Si surprise il y a, elle émane surtout des exégèses réalisées sur ces courriers. Malgré l’annonce, réitérée en tête de chapitre par chacun des cliniciens, d’une nécessaire prudence sur le traitement à réserver à ces « impressions », leurs réflexions ne s’embarrassent guère de précautions pour « évaluer » le travail de Freud. Difficile, par exemple, de ne pas interroger les déconcertantes vérités d’évidence d’André Haynal sur le fait que « Freud poursuivit son auto-analyse à l’aide du matériel psychique que lui apportaient ses patients ». Aucun praticien digne de ce nom ne pourrait en effet contester cette idée. L’auteur récidive un peu plus loin : son « travail interprétatif était fortement déterminé par ses conceptions ». Une observation inutile sauf à rejeter la psychanalyse en dehors des sciences de l’homme. On rangera dans la même veine l’approche plutôt dogmatique d’Ulrike May sur les « éléments non analytiques dans la pratique de Freud » : le fait d’afficher ses préférences artistiques ou ses goûts littéraires comporte chez elle le risque de gratification narcissique. Une critique qui révèle plutôt la difficulté contre-transférentielle de l’analyste à se laisser appréhender par son patient. Au fil des pages, le lecteur rencontrera ainsi d’autres incongruités du même acabit. Ernst Falzeder peut ainsi affirmer sans rire : « Freud n’a jamais écrit une étude récapitulative consacrée à la technique analytique ». Et ce spécialiste de l’histoire freudienne de regretter l’absence de « règles qui n’étaient que des conseils ». Et de conclure : « on dirait presque que ces écarts étaient chez lui la norme et non pas l’exception ». N’en déplaise à la pruderie analytique helvète, et sans oser revendiquer un jusqu’au-boutisme « lacano-saussurien » sur l’arbitraire du signe, le cœur en fusion de la psychanalyse ne se situe-t-il pas justement dans cet « écart » fondamental ?

« La thématique sexuelle est présente dans des proportions auxquelles nous ne sommes pas généralement habitués aujourd’hui de la part de nos analysants » s’étonne également Pierre Passett, au risque probablement d’avoir confondu psychanalyse et pâtisserie ! Et ce, malgré les excellents développements du même auteur -une des meilleures élaborations avec celle, historique, de Karl Fallend- sur « l’intérêt émotionnel que se portent les deux partenaires dans le dialogue analytique » ou « la relation de curiosité » que le praticien se doit « d’entretenir avec son propre savoir ».

Reste le texte intéressant mais parfois non dénué de confusion de Thomas Aichhorn.

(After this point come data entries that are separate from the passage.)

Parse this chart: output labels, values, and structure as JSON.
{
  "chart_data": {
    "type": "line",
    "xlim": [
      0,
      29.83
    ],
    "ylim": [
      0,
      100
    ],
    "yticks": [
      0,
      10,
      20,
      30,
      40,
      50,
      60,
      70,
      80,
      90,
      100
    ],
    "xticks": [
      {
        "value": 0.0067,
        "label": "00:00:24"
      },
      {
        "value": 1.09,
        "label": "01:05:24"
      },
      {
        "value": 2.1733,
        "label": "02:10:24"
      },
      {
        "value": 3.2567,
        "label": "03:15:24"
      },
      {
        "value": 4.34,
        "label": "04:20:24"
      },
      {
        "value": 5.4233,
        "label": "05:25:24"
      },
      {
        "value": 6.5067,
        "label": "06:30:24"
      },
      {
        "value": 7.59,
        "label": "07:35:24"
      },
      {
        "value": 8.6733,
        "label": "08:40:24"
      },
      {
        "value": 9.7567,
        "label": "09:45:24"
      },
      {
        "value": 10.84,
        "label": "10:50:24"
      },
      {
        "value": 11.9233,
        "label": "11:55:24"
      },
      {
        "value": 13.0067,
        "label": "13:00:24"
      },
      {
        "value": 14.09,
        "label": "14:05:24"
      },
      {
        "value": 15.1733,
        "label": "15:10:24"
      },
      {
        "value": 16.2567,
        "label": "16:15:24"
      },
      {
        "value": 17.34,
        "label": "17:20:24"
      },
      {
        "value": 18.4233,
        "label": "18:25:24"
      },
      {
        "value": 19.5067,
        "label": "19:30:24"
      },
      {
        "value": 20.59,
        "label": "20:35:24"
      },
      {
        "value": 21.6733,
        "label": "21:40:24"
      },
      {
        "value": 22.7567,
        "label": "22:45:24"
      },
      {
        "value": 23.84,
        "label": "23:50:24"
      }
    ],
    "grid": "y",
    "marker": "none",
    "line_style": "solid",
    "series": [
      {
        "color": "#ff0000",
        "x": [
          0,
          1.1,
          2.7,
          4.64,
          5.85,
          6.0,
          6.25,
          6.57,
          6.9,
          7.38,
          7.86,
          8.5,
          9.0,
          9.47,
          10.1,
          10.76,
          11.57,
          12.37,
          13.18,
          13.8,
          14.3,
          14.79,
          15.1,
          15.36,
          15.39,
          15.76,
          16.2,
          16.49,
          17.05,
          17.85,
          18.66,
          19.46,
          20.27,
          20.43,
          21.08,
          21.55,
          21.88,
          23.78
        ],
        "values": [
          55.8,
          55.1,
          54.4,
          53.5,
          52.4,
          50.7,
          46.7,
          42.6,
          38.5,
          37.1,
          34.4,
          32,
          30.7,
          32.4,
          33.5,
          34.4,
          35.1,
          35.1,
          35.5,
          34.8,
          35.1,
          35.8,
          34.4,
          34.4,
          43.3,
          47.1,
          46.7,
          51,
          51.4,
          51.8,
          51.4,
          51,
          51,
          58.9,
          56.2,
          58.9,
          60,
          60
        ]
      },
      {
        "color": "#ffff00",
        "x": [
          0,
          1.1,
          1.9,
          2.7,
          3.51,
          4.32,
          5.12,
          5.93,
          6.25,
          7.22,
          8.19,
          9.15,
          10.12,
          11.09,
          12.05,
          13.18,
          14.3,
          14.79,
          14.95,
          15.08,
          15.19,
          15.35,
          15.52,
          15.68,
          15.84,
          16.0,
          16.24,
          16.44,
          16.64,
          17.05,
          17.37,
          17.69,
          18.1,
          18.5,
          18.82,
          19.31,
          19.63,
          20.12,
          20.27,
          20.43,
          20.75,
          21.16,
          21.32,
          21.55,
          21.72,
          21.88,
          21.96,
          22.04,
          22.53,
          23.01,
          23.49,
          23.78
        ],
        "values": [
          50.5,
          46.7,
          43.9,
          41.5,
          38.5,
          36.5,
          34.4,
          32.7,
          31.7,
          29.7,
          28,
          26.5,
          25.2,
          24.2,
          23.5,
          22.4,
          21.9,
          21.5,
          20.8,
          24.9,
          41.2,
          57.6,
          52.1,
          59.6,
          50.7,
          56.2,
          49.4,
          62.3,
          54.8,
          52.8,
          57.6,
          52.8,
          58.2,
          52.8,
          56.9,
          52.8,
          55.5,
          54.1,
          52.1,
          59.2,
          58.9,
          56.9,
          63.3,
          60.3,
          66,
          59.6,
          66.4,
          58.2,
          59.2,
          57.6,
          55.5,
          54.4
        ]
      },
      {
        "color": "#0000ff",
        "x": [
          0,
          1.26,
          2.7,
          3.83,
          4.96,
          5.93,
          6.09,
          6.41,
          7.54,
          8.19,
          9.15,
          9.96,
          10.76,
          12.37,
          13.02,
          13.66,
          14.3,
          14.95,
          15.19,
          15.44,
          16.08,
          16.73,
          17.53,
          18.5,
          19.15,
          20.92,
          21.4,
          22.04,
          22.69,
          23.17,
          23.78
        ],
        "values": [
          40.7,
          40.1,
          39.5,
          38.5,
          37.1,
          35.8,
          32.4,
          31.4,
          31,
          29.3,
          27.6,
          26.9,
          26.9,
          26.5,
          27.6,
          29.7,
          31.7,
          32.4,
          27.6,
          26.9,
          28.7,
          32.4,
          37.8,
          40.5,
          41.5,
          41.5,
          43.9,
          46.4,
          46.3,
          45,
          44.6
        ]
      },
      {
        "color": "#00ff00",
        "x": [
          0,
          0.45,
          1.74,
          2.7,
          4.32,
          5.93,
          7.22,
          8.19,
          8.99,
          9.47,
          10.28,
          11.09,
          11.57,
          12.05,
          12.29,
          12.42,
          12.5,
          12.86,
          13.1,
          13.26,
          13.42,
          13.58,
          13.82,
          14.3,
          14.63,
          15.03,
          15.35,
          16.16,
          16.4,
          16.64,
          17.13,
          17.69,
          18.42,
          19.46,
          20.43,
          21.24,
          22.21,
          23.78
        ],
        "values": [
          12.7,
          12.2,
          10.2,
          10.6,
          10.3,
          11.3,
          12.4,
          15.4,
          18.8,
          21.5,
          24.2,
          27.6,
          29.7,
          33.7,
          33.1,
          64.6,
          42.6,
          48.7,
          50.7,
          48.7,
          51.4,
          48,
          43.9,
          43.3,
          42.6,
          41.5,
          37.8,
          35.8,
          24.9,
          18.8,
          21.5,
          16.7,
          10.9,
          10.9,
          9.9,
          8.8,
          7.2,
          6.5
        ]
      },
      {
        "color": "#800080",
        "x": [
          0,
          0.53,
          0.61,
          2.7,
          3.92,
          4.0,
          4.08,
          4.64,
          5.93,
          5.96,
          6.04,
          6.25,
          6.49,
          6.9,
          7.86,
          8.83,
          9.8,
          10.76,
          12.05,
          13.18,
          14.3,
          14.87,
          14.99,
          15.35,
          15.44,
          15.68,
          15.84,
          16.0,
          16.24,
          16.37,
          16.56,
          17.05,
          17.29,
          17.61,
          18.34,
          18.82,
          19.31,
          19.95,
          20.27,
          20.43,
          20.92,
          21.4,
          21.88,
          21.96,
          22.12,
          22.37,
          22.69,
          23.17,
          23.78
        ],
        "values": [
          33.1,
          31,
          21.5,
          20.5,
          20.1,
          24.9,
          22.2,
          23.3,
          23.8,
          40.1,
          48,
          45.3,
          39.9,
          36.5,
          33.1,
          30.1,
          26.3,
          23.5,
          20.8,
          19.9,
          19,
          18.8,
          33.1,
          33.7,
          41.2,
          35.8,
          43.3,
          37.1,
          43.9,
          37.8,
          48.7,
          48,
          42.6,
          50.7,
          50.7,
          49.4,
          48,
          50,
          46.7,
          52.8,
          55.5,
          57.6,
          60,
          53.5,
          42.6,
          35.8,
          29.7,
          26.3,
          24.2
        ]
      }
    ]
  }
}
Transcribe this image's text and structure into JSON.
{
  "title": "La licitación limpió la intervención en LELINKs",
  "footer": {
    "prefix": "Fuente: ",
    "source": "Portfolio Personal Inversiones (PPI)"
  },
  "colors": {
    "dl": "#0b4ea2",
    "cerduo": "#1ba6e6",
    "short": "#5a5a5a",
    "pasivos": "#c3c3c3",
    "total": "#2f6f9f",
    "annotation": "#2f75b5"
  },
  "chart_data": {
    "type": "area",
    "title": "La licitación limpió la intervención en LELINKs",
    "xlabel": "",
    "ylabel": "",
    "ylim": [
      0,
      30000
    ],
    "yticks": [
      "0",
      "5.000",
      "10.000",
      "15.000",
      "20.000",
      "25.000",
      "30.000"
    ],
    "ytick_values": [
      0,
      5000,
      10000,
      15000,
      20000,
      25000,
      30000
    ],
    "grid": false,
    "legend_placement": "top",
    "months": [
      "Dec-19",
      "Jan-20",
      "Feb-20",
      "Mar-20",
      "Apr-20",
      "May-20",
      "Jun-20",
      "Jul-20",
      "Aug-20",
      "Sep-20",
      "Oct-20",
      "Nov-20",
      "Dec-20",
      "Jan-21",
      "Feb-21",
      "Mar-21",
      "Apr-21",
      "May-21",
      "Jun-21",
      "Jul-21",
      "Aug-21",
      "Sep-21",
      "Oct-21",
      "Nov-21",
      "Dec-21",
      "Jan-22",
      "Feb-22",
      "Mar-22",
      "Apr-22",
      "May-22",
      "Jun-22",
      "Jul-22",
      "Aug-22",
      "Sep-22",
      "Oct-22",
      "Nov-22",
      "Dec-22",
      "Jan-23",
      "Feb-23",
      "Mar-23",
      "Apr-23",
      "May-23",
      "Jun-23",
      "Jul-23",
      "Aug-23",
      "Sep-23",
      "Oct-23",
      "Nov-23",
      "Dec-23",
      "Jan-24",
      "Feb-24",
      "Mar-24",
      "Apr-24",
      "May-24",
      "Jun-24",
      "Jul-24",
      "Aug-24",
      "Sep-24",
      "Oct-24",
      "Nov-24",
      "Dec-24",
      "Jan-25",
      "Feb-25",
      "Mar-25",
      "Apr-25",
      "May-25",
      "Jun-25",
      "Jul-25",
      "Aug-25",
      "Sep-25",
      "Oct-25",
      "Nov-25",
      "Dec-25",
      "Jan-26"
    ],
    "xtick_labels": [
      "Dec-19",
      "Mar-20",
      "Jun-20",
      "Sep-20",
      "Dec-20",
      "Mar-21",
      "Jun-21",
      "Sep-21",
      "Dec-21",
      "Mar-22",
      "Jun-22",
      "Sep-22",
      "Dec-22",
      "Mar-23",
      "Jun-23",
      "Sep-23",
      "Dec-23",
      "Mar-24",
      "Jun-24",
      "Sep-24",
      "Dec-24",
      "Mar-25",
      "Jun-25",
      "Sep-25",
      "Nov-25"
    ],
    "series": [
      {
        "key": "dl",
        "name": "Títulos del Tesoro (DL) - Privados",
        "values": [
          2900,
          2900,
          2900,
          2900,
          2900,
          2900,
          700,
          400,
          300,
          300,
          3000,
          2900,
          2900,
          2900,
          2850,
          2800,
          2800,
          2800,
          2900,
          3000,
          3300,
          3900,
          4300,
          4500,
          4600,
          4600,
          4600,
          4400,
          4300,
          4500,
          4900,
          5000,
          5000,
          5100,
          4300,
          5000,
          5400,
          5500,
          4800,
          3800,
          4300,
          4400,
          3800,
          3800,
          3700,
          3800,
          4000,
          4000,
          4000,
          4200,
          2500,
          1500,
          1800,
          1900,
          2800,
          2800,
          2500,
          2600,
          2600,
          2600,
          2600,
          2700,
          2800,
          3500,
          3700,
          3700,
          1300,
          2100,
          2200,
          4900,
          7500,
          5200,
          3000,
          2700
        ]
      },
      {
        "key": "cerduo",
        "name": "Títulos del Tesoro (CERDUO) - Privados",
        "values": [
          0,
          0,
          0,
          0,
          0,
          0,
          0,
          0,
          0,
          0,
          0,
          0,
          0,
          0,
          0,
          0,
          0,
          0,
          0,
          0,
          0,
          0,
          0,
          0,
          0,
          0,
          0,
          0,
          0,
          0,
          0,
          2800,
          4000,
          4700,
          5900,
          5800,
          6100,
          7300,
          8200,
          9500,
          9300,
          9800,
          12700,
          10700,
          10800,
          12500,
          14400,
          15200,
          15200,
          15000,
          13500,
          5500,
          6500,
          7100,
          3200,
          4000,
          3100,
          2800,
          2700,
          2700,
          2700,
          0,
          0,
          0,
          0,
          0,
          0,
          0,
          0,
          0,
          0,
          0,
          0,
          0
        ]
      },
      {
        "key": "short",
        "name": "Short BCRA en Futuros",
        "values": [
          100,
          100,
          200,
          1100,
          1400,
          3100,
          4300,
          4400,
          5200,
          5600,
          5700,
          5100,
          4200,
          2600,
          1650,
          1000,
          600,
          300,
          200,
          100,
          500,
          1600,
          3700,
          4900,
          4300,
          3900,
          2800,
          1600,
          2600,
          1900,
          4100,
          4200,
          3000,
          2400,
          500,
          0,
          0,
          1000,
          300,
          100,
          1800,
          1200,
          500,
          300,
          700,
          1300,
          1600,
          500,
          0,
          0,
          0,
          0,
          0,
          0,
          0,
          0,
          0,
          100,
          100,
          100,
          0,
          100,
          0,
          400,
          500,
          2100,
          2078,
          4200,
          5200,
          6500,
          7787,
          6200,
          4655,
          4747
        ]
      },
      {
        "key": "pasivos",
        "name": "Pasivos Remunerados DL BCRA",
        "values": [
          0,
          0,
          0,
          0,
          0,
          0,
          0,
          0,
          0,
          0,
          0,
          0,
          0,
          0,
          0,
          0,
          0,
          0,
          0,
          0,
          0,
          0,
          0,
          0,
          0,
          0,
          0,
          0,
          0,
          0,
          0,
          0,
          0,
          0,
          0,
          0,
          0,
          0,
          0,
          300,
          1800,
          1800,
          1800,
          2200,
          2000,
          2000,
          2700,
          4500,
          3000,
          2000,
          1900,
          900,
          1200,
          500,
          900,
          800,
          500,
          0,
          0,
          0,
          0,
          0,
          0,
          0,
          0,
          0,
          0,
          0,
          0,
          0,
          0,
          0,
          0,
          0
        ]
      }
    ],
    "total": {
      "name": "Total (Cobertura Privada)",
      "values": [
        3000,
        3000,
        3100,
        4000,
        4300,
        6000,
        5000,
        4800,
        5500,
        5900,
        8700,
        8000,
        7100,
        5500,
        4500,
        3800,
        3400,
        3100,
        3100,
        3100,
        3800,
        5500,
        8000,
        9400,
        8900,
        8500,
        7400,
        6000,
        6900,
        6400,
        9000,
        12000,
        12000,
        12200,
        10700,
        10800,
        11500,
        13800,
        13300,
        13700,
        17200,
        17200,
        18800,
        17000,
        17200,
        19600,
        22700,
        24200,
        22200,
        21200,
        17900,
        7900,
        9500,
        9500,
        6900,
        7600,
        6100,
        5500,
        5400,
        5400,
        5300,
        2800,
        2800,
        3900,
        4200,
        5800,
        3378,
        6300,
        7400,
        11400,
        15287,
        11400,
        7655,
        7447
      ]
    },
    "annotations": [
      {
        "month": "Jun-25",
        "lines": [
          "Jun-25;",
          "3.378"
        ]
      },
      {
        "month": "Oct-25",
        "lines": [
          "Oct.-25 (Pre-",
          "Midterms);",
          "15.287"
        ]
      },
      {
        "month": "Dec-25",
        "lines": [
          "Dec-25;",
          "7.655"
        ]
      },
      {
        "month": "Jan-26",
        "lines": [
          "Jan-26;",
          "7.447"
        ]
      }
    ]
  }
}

A moins qu’il ne s’agisse d’un effet de la traduction, son passage sur le « renoncement pulsionnel » manque de clarté. Il tend à justifier l’abstinence sexuelle recommandée par Freud à sa patiente par le fait que ce dernier avait « discerné une incompatibilité entre la sexualité et le développement humain vers l’état de civilisation ». Au risque de présenter Freud comme un farouche adversaire de la sexualité en général. L’auteur étaye certes sa démonstration sur la théorie de la séduction généralisée du professeur Laplanche qui décrypte la part énigmatique de la sexualité infantile, incompatible avec le difficile équilibre recherché par l’adulte. Mais cette « incompatibilité entre sexualité et développement humain » auquel Thomas Aichhorn fait référence, aurait trouvé meilleur éclairage dans la mise en évidence, par le texte de Freud « Psychologie de la vie amoureuse » de 1912,  que « quelque chose dans la nature même de la pulsion sexuelle n’est pas favorable à la réalisation de la jouissance ». /.